Der NSU-Prozess geht in die Schlussphase, ein Urteil wird im Herbst erwartet. Linken-Politikerin Petra Pau hält den Fall damit noch lange nicht für aufgeklärt. Nicht nur sei die Mittäterschaft weiterer Personen ungeklärt - vor allem die Verantwortung des Verfassungsschutzes stehe noch infrage, sagte sie im Dlf.

Petra Pau im Gespräch mit Ann-Kathrin Büüsker | 20.07.2017
    Petra Pau (Die Linke), Vizepräsidentin des Deutschen Bundestages
    Linken-Politikerin Petra Pau fordert im Dlf, dass auch nach einem Urteil weiter ermittelt wird, um die Unterstützerstrukturen aufzudecken. (dpa / picture alliance / Sebastian Kahnert)
    Pau war Obfrau der Linken in beiden NSU-Untersuchungsausschüssen. Sie erwartet, dass auch nach einem Urteil weiter ermittelt wird, um die Unterstützerstrukturen von Uwe Mundlos, Uwe Böhnhardt und Beate Zschäpe aufzudecken. Pau kritisierte, dass sich die Bundesanwaltschaft früh auf das Trio konzentriert habe und deren Netzwerk nicht weiter in den Blick genommen habe.
    Sie forderte zudem die Auflösung des Verfassungsschutzes. Die V-Leute im Milieu des NSU müssten gewusst haben, wo er untergetaucht sei und dass er sich Waffen besorgen wollte. "Man kann nicht sagen, man habe nichts gewusst", so Pau. Sie habe den Eindruck, dass das BKA und der Generalbundesanwalt mit angezogener Handbremse ermittelt hätten, sobald V-Leute ins Spiel kamen. "Es kann nicht sein, dass der Schutz der V-Leute vor die Aufklärung von Straftaten geht". Das wäre ein schwerer Systemfehler.

    Das Interview in voller Länge:
    Ann-Kathrin Büüsker: Nach einer jahrelangen Mord- und Überfallserie wurde im November 2011 plötzlich offenbar, wer dahinter steckt: ein rechtsterroristisches Trio aus Zwickau, der Nationalsozialistische Untergrund. 15 Raubüberfälle, zehn Morde, zwei Bombenanschläge, Dutzende Verletzte. Uwe Mundlos, Uwe Böhnhardt und Beate Zschäpe. Die beiden Männer haben sich das Leben genommen, als die Beamten ihnen auf die Schliche kamen. Beate Zschäpe stellte sich am 8. November der Polizei.

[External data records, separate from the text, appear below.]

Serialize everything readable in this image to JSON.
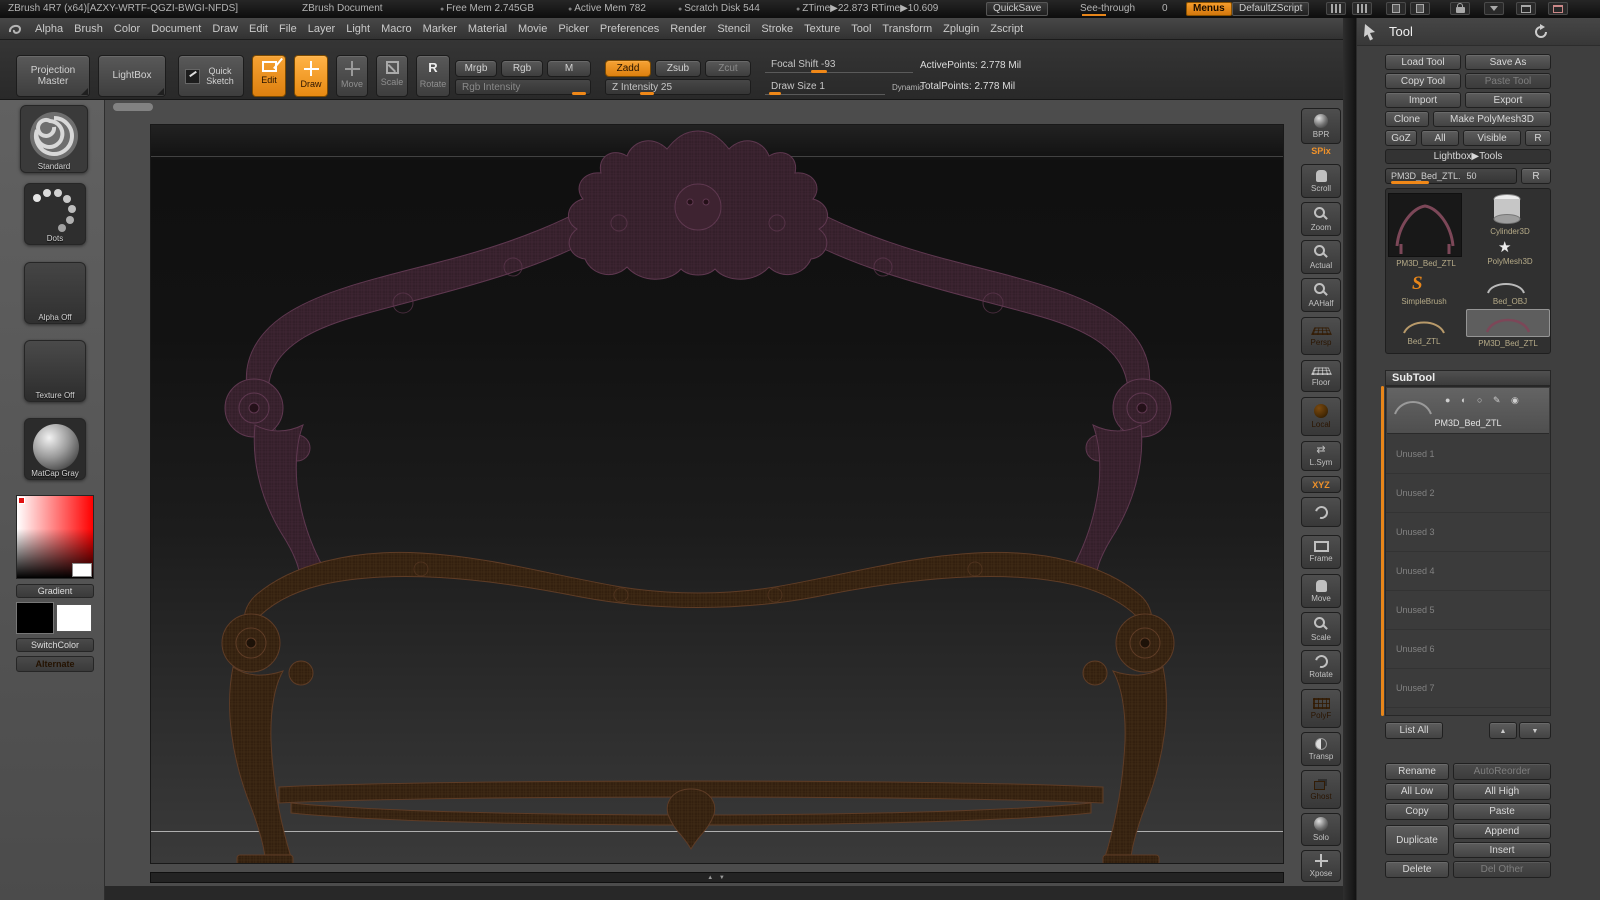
{
  "accent": "#e8861a",
  "titlebar": {
    "app_title": "ZBrush 4R7 (x64)[AZXY-WRTF-QGZI-BWGI-NFDS]",
    "doc_title": "ZBrush Document",
    "stats": [
      "Free Mem 2.745GB",
      "Active Mem 782",
      "Scratch Disk 544",
      "ZTime▶22.873 RTime▶10.609"
    ],
    "quicksave": "QuickSave",
    "see_through_label": "See-through",
    "see_through_value": "0",
    "menus": "Menus",
    "default_zscript": "DefaultZScript"
  },
  "menubar": {
    "items": [
      "Alpha",
      "Brush",
      "Color",
      "Document",
      "Draw",
      "Edit",
      "File",
      "Layer",
      "Light",
      "Macro",
      "Marker",
      "Material",
      "Movie",
      "Picker",
      "Preferences",
      "Render",
      "Stencil",
      "Stroke",
      "Texture",
      "Tool",
      "Transform",
      "Zplugin",
      "Zscript"
    ]
  },
  "shelf": {
    "projection_master": "Projection Master",
    "lightbox": "LightBox",
    "quick_sketch": "Quick Sketch",
    "edit": "Edit",
    "draw": "Draw",
    "move": "Move",
    "scale": "Scale",
    "rotate": "Rotate",
    "rotate_r": "R",
    "mrgb": "Mrgb",
    "rgb": "Rgb",
    "m": "M",
    "zadd": "Zadd",
    "zsub": "Zsub",
    "zcut": "Zcut",
    "rgb_intensity": "Rgb Intensity",
    "z_intensity": "Z Intensity 25",
    "focal_shift": "Focal Shift -93",
    "draw_size": "Draw Size 1",
    "dynamic": "Dynamic",
    "active_points": "ActivePoints: 2.778 Mil",
    "total_points": "TotalPoints: 2.778 Mil"
  },
  "left_tray": {
    "standard": "Standard",
    "dots": "Dots",
    "alpha_off": "Alpha Off",
    "texture_off": "Texture Off",
    "matcap": "MatCap Gray",
    "gradient": "Gradient",
    "switchcolor": "SwitchColor",
    "alternate": "Alternate"
  },
  "right_shelf": {
    "items": [
      {
        "label": "BPR"
      },
      {
        "label": "SPix"
      },
      {
        "label": "Scroll"
      },
      {
        "label": "Zoom"
      },
      {
        "label": "Actual"
      },
      {
        "label": "AAHalf"
      },
      {
        "label": "Persp"
      },
      {
        "label": "Floor"
      },
      {
        "label": "Local"
      },
      {
        "label": "L.Sym"
      },
      {
        "label": "XYZ"
      },
      {
        "label": ""
      },
      {
        "label": "Frame"
      },
      {
        "label": "Move"
      },
      {
        "label": "Scale"
      },
      {
        "label": "Rotate"
      },
      {
        "label": "PolyF"
      },
      {
        "label": "Transp"
      },
      {
        "label": "Ghost"
      },
      {
        "label": "Solo"
      },
      {
        "label": "Xpose"
      }
    ]
  },
  "tool_panel": {
    "title": "Tool",
    "load_tool": "Load Tool",
    "save_as": "Save As",
    "copy_tool": "Copy Tool",
    "paste_tool": "Paste Tool",
    "import": "Import",
    "export": "Export",
    "clone": "Clone",
    "make_polymesh": "Make PolyMesh3D",
    "goz": "GoZ",
    "all": "All",
    "visible": "Visible",
    "r": "R",
    "lightbox_tools": "Lightbox▶Tools",
    "current_tool": "PM3D_Bed_ZTL.",
    "current_value": "50",
    "current_r": "R",
    "thumbs": {
      "big": "PM3D_Bed_ZTL",
      "cylinder": "Cylinder3D",
      "polymesh": "PolyMesh3D",
      "simplebrush": "SimpleBrush",
      "bed_obj": "Bed_OBJ",
      "bed_ztl": "Bed_ZTL",
      "pm3d_sel": "PM3D_Bed_ZTL"
    },
    "subtool": {
      "title": "SubTool",
      "active": "PM3D_Bed_ZTL",
      "unused": [
        "Unused 1",
        "Unused 2",
        "Unused 3",
        "Unused 4",
        "Unused 5",
        "Unused 6",
        "Unused 7"
      ],
      "list_all": "List All",
      "rename": "Rename",
      "autoreorder": "AutoReorder",
      "all_low": "All Low",
      "all_high": "All High",
      "copy": "Copy",
      "paste": "Paste",
      "duplicate": "Duplicate",
      "append": "Append",
      "insert": "Insert",
      "delete": "Delete",
      "del_other": "Del Other"
    }
  }
}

    Sie ist es, die Hauptangeklagte des Verfahrens ist, das als NSU-Prozess vor dem Münchner Oberlandesgericht geführt wird. Gestern sollten dort eigentlich die Plädoyers der Bundesanwaltschaft beginnen. Soweit kam es dann nicht, die Verhandlung wurde gestern unterbrochen. Die Verteidiger wollen nämlich mit aller Macht durchsetzen, dass das Plädoyer mitgeschnitten wird als Audio, und darüber gibt es jetzt Streit. Der für heute angesetzte Prozesstag wurde auch direkt abgesagt; es geht erst nächste Woche weiter. Wieder einmal also Gezanke und Gezerre in diesem langen Prozess.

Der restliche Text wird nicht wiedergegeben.